I can hit these big numbers if I copy a huge directory of files from the NVMe to itself. This isn’t something most people do all that often.
The Internet says my drive will run out of write cache if I can write 300 gigabytes as fast as the drive can write. I don’t have any external sources that can supply data that fast. In practice, my 40-gigabit Infiniband network tops out at 13 gigabits per second because it is limited by my desktop computer’s PCIe slots. That’s roughly as fast as my encryption can go, but the drives on my server can only sustain about 60% of that under the very best conditions.
I've been thinking about the most interesting way to test out how well my NVMe lvmcache is working out. My favorite idea so far is to record video with dstat and lvm statistics ticking by in a window.
— Pat Regan (@patsheadcom) April 26, 2022
Do I have the right idea? #linux pic.twitter.com/PqcspH3lEm
The most data I ever dump onto my computer comes from my cameras. It is normal for me to have one or two nearly full 64 GB microsd cards after filming. This could potentially fill up 1/3 of my Samsung NVMe’s write cache, but those cards only read at about 20 megabytes per second.
I edit lots of video, but that never needs more than a 100 or 150 megabytes per second of disk bandwidth.
I’ve been monitoring game loading times from my lvmcache
. I haven’t found a game that has a bottleneck on disk operations, and I have yet to see a number higher than 180 megabytes per second in dstat
while loading a game or new level in a game.
It is nice that my NVMe can manage hundreds of thousands of IOPS. That’s at least ten times more than my old SATA SSD, but my usual tasks don’t go any faster after my upgrade.
- Is lvmcache Effective on a Desktop or Workstation?
- Using lvmcache for Gaming and Video Editing – What I Have Learned So Far
- 40-Gigabit Infiniband: An Inexpensive Performance Boost For Your Home Network
dstat
doesn’t tell the whole story
Just because I am only seeing 180 megabytes per second in dstat
doesn’t mean that I’m not benefiting from the 1.6 gigabyte or more than my NVMe is capable of providing. dstat
is giving me a snapshot of my throughput at intervals of one second.
During that full second, whatever game was loading had read 180 megabytes from the disk. Odds are that this happened in a little over 100 milliseconds. My old SATA SSD would have also read 180 megabytes during that same second, but it would have taken nearly 500 milliseconds.

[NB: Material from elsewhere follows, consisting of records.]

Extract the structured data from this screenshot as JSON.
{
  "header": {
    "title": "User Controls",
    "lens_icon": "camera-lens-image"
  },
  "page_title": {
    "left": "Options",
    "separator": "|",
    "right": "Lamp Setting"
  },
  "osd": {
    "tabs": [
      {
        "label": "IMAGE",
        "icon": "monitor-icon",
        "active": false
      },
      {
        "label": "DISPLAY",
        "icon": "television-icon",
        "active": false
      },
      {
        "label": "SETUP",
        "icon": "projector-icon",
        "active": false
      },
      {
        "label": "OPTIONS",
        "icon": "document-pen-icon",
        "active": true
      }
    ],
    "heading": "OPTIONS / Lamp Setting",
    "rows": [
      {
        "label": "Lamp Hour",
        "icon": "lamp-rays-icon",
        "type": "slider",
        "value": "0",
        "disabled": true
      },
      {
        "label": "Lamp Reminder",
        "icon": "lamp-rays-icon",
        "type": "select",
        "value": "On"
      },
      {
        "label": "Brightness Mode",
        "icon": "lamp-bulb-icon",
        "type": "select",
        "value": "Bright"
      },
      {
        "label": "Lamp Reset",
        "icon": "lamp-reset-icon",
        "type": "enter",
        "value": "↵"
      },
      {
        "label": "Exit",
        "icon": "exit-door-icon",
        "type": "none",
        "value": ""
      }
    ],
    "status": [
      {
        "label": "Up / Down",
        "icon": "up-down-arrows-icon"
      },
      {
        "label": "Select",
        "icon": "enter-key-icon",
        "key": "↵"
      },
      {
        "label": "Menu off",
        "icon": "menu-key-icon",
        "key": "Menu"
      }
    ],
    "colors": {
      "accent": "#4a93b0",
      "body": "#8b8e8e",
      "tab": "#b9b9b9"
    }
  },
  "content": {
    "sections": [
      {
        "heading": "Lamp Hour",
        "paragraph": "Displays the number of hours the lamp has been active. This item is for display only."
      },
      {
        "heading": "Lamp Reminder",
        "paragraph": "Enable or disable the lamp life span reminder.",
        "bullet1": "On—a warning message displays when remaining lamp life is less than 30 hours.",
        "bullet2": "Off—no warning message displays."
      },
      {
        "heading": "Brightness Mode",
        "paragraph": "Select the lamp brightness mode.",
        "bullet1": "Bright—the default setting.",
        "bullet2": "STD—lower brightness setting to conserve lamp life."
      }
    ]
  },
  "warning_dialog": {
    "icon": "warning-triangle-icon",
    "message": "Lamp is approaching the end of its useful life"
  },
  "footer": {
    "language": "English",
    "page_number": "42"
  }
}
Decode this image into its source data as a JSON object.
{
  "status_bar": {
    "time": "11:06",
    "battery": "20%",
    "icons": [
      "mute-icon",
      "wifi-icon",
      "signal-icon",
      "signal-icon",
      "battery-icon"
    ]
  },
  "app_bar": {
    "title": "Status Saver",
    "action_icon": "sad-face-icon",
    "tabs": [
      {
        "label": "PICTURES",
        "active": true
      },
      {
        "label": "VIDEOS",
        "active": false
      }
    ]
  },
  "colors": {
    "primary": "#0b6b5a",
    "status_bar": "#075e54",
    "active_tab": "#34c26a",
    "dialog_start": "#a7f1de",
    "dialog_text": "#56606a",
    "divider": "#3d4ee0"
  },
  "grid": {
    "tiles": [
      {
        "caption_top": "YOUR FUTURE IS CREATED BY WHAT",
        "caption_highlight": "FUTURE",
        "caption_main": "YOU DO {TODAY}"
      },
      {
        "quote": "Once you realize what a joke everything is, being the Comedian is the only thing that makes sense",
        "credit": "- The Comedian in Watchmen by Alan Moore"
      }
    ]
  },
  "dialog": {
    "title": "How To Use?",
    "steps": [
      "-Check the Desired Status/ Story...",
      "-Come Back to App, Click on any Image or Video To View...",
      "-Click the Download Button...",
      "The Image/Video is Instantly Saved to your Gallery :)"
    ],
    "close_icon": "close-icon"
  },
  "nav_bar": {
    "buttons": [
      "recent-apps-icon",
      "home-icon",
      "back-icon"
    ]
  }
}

This is fun. I played Prey: Mooncrash for an hour, and I was smart enough to monitor my lvmcache data before loading the game. I noticed that my read hit rate was at 99.9% by the time the first level loaded and I got to play. It stayed over 97% for the whole hour! #Linux pic.twitter.com/fW322nuJJW
— Pat Regan (@patsheadcom) June 23, 2022
This improved latency is nice, and if software is blocked while waiting for that data, then hundreds of milliseconds saved here and there would add up to actual seconds. Something that took 20 seconds to load on the SATA SSD might now take 17 seconds.
The game loading times that I have managed to check don’t show such improvements. These games are likely still busy computing something important while waiting for more data.
Conclusion
I am certain that some of you reading this will actually benefit from a top-of-the-line NVMe. There are most definitely workflows out there can benefit from 7 gigabyte per second reads and writes. I haven’t run into one myself yet, and I’d bet that the majority of you won’t either.
When I upgraded from a mechanical disk that topped out at 200 IOPS to the ancient Intel X25-m with its 5,000 IOPS it was an absolute game changer. Everything seemed to load from disk instantaneously. Upgrading to the next SATA SSD with 50,000 IOPS didn’t feel much different, and neither does this NVMe with 500,000 IOPS.
We need some pretty serious changes in our hardware, operating systems, and software to really take advantage of the difference between 50,000 and 500,000 IOPS. Until then, we can definitely save a few bucks by skipping the upgrades to the fastest NVMe drives on the market.